Diets that emphasize intermittent calorie restriction and higher fat consumption helped reduce both body weight and liver fat in people with non-alcoholic fatty liver disease (NAFLD), according to findings presented at the 2021 International Liver Congress.
Arising from the accumulation of fat in the liver, NAFLD and its more severe form, non-alcoholic steatohepatitis (NASH), are responsible for a growing proportion of advanced liver disease worldwide. As a result of inflammation, NAFLD can lead to the buildup of scar tissue (fibrosis), cirrhosis (advanced scarring) and even liver cancer. With no effective approved medical therapies, disease management is dependent on lifestyle changes, such as weight loss and exercise.
Reducing caloric intake is often key to losing weight. But the impact of various popular diets on liver fat in the context of NAFLD is poorly understood. Magnus Holmer, MD, of the Karolinska Institutet in Sweden, and colleagues looked at the impact of two different diets in comparison with a regular diet as a method of tackling NAFLD.
The researchers carried out an open-label, randomized controlled trial that included 74 participants with NAFLD. The study population was split into three groups that consumed one of two particular diets or followed standard dietary advice for 12 weeks. The team then took note of any changes in liver fat as assessed with a liver scan.
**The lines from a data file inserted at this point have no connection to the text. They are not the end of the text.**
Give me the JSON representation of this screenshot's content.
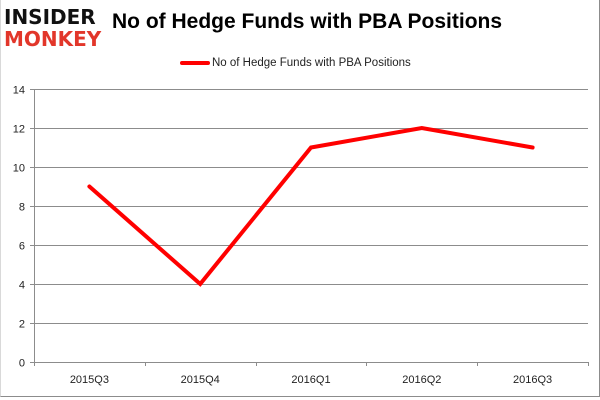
{
  "branding": {
    "logo_line1": "INSIDER",
    "logo_line2": "MONKEY"
  },
  "chart_data": {
    "type": "line",
    "title": "No of Hedge Funds with PBA Positions",
    "categories": [
      "2015Q3",
      "2015Q4",
      "2016Q1",
      "2016Q2",
      "2016Q3"
    ],
    "series": [
      {
        "name": "No of Hedge Funds with PBA Positions",
        "values": [
          9,
          4,
          11,
          12,
          11
        ],
        "color": "#ff0000"
      }
    ],
    "xlabel": "",
    "ylabel": "",
    "ylim": [
      0,
      14
    ],
    "yticks": [
      0,
      2,
      4,
      6,
      8,
      10,
      12,
      14
    ],
    "grid": true,
    "legend_position": "top"
  }
}
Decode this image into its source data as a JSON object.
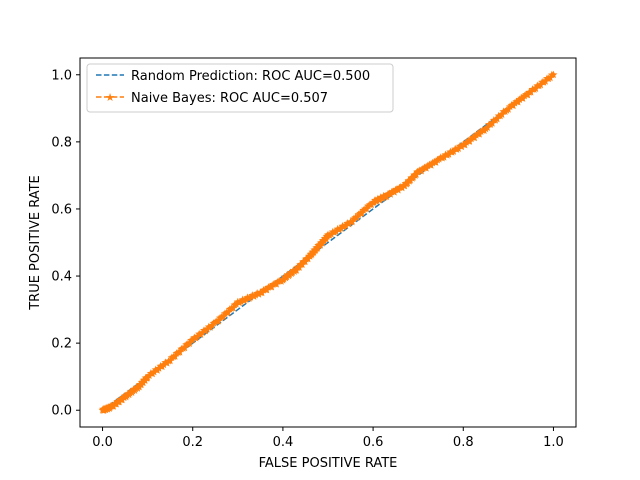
{
  "chart_data": {
    "type": "line",
    "xlabel": "FALSE POSITIVE RATE",
    "ylabel": "TRUE POSITIVE RATE",
    "xlim": [
      -0.05,
      1.05
    ],
    "ylim": [
      -0.05,
      1.05
    ],
    "x_ticks": [
      0.0,
      0.2,
      0.4,
      0.6,
      0.8,
      1.0
    ],
    "x_tick_labels": [
      "0.0",
      "0.2",
      "0.4",
      "0.6",
      "0.8",
      "1.0"
    ],
    "y_ticks": [
      0.0,
      0.2,
      0.4,
      0.6,
      0.8,
      1.0
    ],
    "y_tick_labels": [
      "0.0",
      "0.2",
      "0.4",
      "0.6",
      "0.8",
      "1.0"
    ],
    "grid": false,
    "legend_position": "upper-left",
    "series": [
      {
        "name": "Random Prediction: ROC AUC=0.500",
        "color": "#1f77b4",
        "style": "dashed",
        "marker": "none",
        "x": [
          0.0,
          1.0
        ],
        "y": [
          0.0,
          1.0
        ]
      },
      {
        "name": "Naive Bayes: ROC AUC=0.507",
        "color": "#ff7f0e",
        "style": "dashed",
        "marker": "star",
        "x": [
          0.0,
          0.02,
          0.05,
          0.08,
          0.1,
          0.15,
          0.2,
          0.25,
          0.3,
          0.35,
          0.4,
          0.43,
          0.46,
          0.48,
          0.5,
          0.55,
          0.6,
          0.63,
          0.67,
          0.7,
          0.75,
          0.8,
          0.85,
          0.9,
          0.95,
          1.0
        ],
        "y": [
          0.0,
          0.01,
          0.04,
          0.07,
          0.1,
          0.15,
          0.21,
          0.26,
          0.32,
          0.35,
          0.39,
          0.42,
          0.46,
          0.49,
          0.52,
          0.56,
          0.62,
          0.64,
          0.67,
          0.71,
          0.75,
          0.79,
          0.84,
          0.9,
          0.95,
          1.0
        ]
      }
    ]
  }
}
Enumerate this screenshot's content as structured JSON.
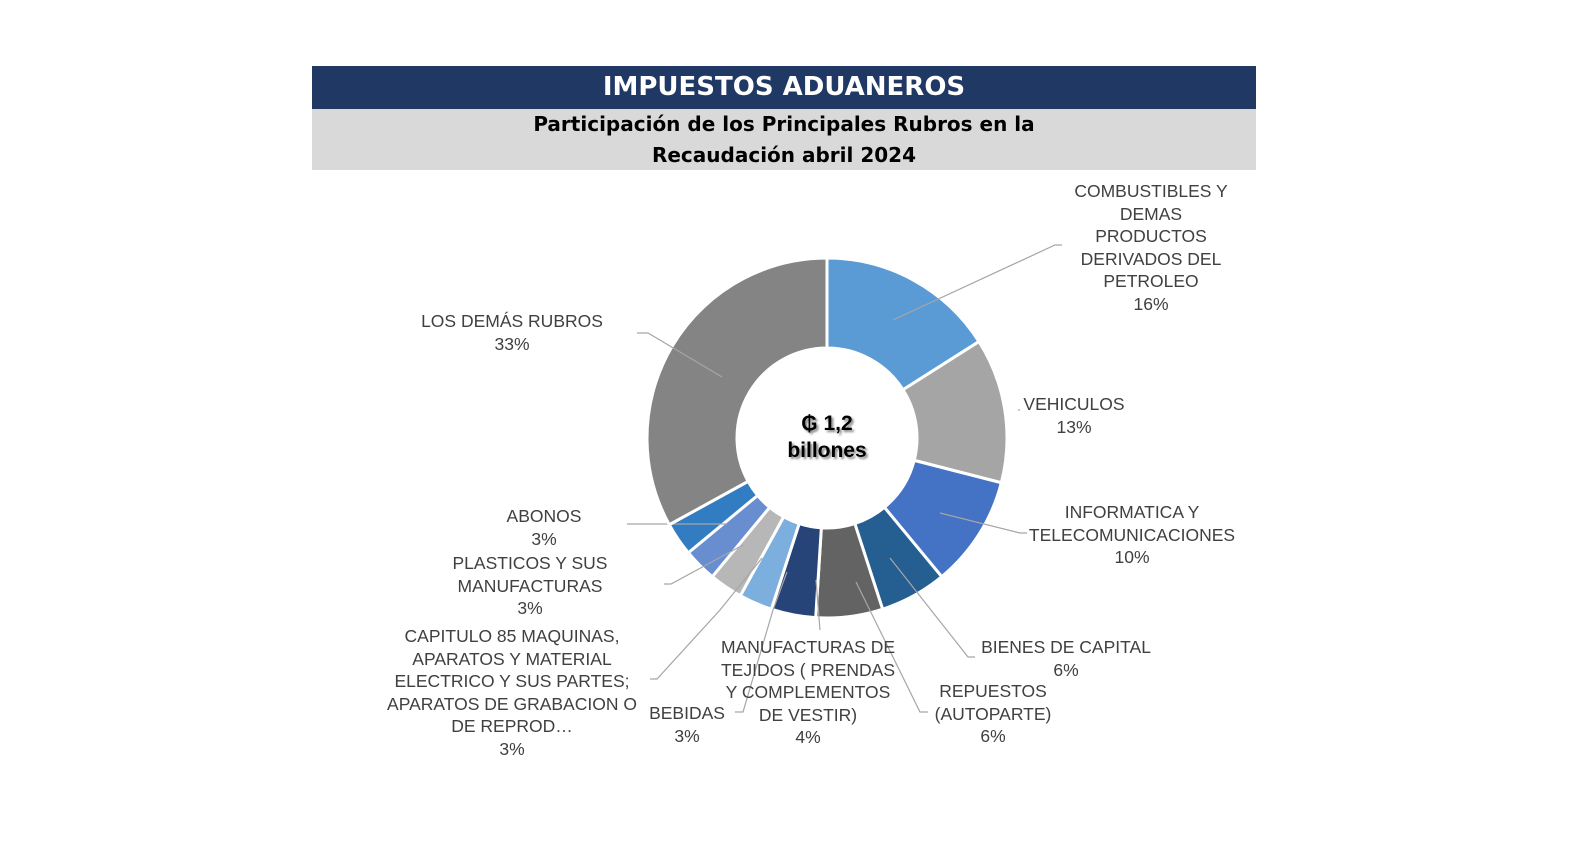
{
  "header": {
    "title": "IMPUESTOS ADUANEROS",
    "subtitle_line1": "Participación de los Principales Rubros en la",
    "subtitle_line2": "Recaudación abril 2024"
  },
  "chart_data": {
    "type": "pie",
    "variant": "donut",
    "title": "Participación de los Principales Rubros en la Recaudación abril 2024",
    "center_label": {
      "line1": "₲ 1,2",
      "line2": "billones"
    },
    "slices": [
      {
        "label": "COMBUSTIBLES Y DEMAS PRODUCTOS DERIVADOS DEL PETROLEO",
        "value": 16,
        "pct": "16%",
        "color": "#5B9BD5"
      },
      {
        "label": "VEHICULOS",
        "value": 13,
        "pct": "13%",
        "color": "#A5A5A5"
      },
      {
        "label": "INFORMATICA Y TELECOMUNICACIONES",
        "value": 10,
        "pct": "10%",
        "color": "#4472C4"
      },
      {
        "label": "BIENES DE CAPITAL",
        "value": 6,
        "pct": "6%",
        "color": "#255E91"
      },
      {
        "label": "REPUESTOS (AUTOPARTE)",
        "value": 6,
        "pct": "6%",
        "color": "#636363"
      },
      {
        "label": "MANUFACTURAS DE TEJIDOS ( PRENDAS Y COMPLEMENTOS DE VESTIR)",
        "value": 4,
        "pct": "4%",
        "color": "#264478"
      },
      {
        "label": "BEBIDAS",
        "value": 3,
        "pct": "3%",
        "color": "#7CAFDD"
      },
      {
        "label": "CAPITULO 85 MAQUINAS, APARATOS Y MATERIAL ELECTRICO Y SUS PARTES; APARATOS DE GRABACION O DE REPROD…",
        "value": 3,
        "pct": "3%",
        "color": "#B7B7B7"
      },
      {
        "label": "PLASTICOS Y SUS MANUFACTURAS",
        "value": 3,
        "pct": "3%",
        "color": "#698ED0"
      },
      {
        "label": "ABONOS",
        "value": 3,
        "pct": "3%",
        "color": "#327DC2"
      },
      {
        "label": "LOS DEMÁS RUBROS",
        "value": 33,
        "pct": "33%",
        "color": "#848484"
      }
    ],
    "legend": "none"
  }
}
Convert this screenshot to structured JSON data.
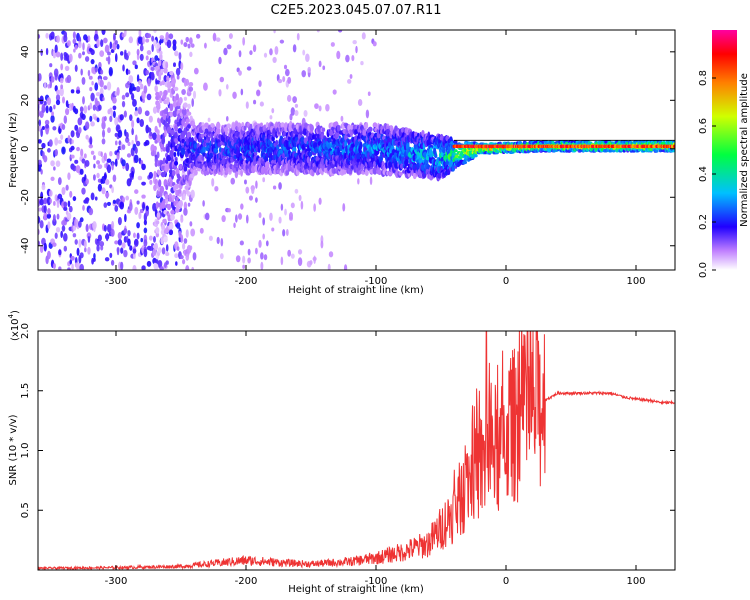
{
  "title": "C2E5.2023.045.07.07.R11",
  "chart_data": [
    {
      "type": "heatmap",
      "xlabel": "Height of straight line (km)",
      "ylabel": "Frequency (Hz)",
      "xlim": [
        -360,
        130
      ],
      "ylim": [
        -50,
        49
      ],
      "xticks": [
        -300,
        -200,
        -100,
        0,
        100
      ],
      "yticks": [
        -40,
        -20,
        0,
        20,
        40
      ],
      "colorbar": {
        "label": "Normalized spectral amplitude",
        "range": [
          0,
          1
        ],
        "ticks": [
          "0.0",
          "0.2",
          "0.4",
          "0.6",
          "0.8"
        ]
      },
      "description_points": [
        {
          "x": -360,
          "fmin": -50,
          "fmax": 49,
          "amp": 0.08
        },
        {
          "x": -270,
          "fmin": -50,
          "fmax": 49,
          "amp": 0.08
        },
        {
          "x": -240,
          "fmin": -10,
          "fmax": 10,
          "amp": 0.18
        },
        {
          "x": -100,
          "fmin": -10,
          "fmax": 10,
          "amp": 0.22
        },
        {
          "x": -50,
          "fmin": -12,
          "fmax": 5,
          "amp": 0.3
        },
        {
          "x": -20,
          "fmin": -2,
          "fmax": 2,
          "amp": 0.6
        },
        {
          "x": 30,
          "fmin": -1,
          "fmax": 3,
          "amp": 0.55
        },
        {
          "x": 130,
          "fmin": -1,
          "fmax": 3,
          "amp": 0.6
        }
      ]
    },
    {
      "type": "line",
      "xlabel": "Height of straight line (km)",
      "ylabel": "SNR (10 * v/v)",
      "yscale_label": "(x10",
      "yscale_exp": "4",
      "xlim": [
        -360,
        130
      ],
      "ylim": [
        0,
        20000
      ],
      "xticks": [
        -300,
        -200,
        -100,
        0,
        100
      ],
      "yticks": [
        5000,
        10000,
        15000,
        20000
      ],
      "ytick_labels": [
        "0.5",
        "1.0",
        "1.5",
        "2.0"
      ],
      "color": "#ee3333",
      "series": [
        {
          "x": [
            -360,
            -300,
            -250,
            -230,
            -200,
            -170,
            -150,
            -120,
            -100,
            -80,
            -60,
            -50,
            -40,
            -30,
            -25,
            -20,
            -15,
            -10,
            -5,
            0,
            10,
            20,
            30,
            40,
            60,
            80,
            90,
            100,
            110,
            120,
            130
          ],
          "y": [
            150,
            200,
            300,
            500,
            800,
            600,
            500,
            700,
            1000,
            1500,
            2200,
            3500,
            5000,
            7000,
            9000,
            8500,
            9000,
            10500,
            9500,
            11500,
            12500,
            13500,
            14200,
            14800,
            14800,
            14800,
            14500,
            14300,
            14200,
            14000,
            14000
          ]
        }
      ]
    }
  ]
}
For the low-carb, high-fat (LCHF) diet group, the total caloric intake (1,600 calories for women and 1,900 for men) was made up of 10% carbohydrates and 50% to 80% fats; the remaining calories were consumed as protein. For intermittent caloric restriction, the 5:2 diet involved a curtailed intake of fewer than 500 calories for women and fewer than 600 calories for men on two nonconsecutive days every week along with an intake of 2,000 calories for women and 2,400 calories for men for the other days of the week. The standard diet group followed a balanced diet of carbohydrates, proteins and fats consumed as regular meals with smaller portions.
The two specialized diets were found to be more beneficial for lowering liver fat and body weight. The participants lost an average of 7.3 kilograms (16.1 pounds) with the LCHF diet, 7.4 kg (16.3 pounds) with intermittent caloric intake and 2.5 kg (5.5 pounds) with the standard diet.
The LCHF and 5:2 diets similarly lowered liver fat. “The 5:2 and LCHF diets were equally effective for short-term reduction of liver steatosis, body weight and insulin resistance in NAFLD,” said Holmer during his presentation.
Liver stiffness—an indicator of fibrosis—dropped by 1.8 kiloPascals (kPa) and 1.5 kPa in the 5:2 and standard diet groups, respectively, with no real improvement in the LCHF group. While levels of LDL “bad” cholesterol dropped significantly in people on the 5:2 diet, an increase was seen in people on the LCHF diet.
On the whole, individuals with NAFLD can benefit from guided dietary decisions, suggested Holmer. But health care professionals must account for the impact of high-fat diets on cholesterol levels in people with cardiovascular conditions.
“From the strong correlation between the reduction of liver steatosis and body weight, we conclude that it is weight reduction itself and not the composition of macronutrients that is crucial for successful diet treatment of NAFLD,” said Holmer. “We also conclude that close monitoring and support, preferably by a dietitian or another dedicated health care professional, during the intervention was crucial for the efficacy of the diets.”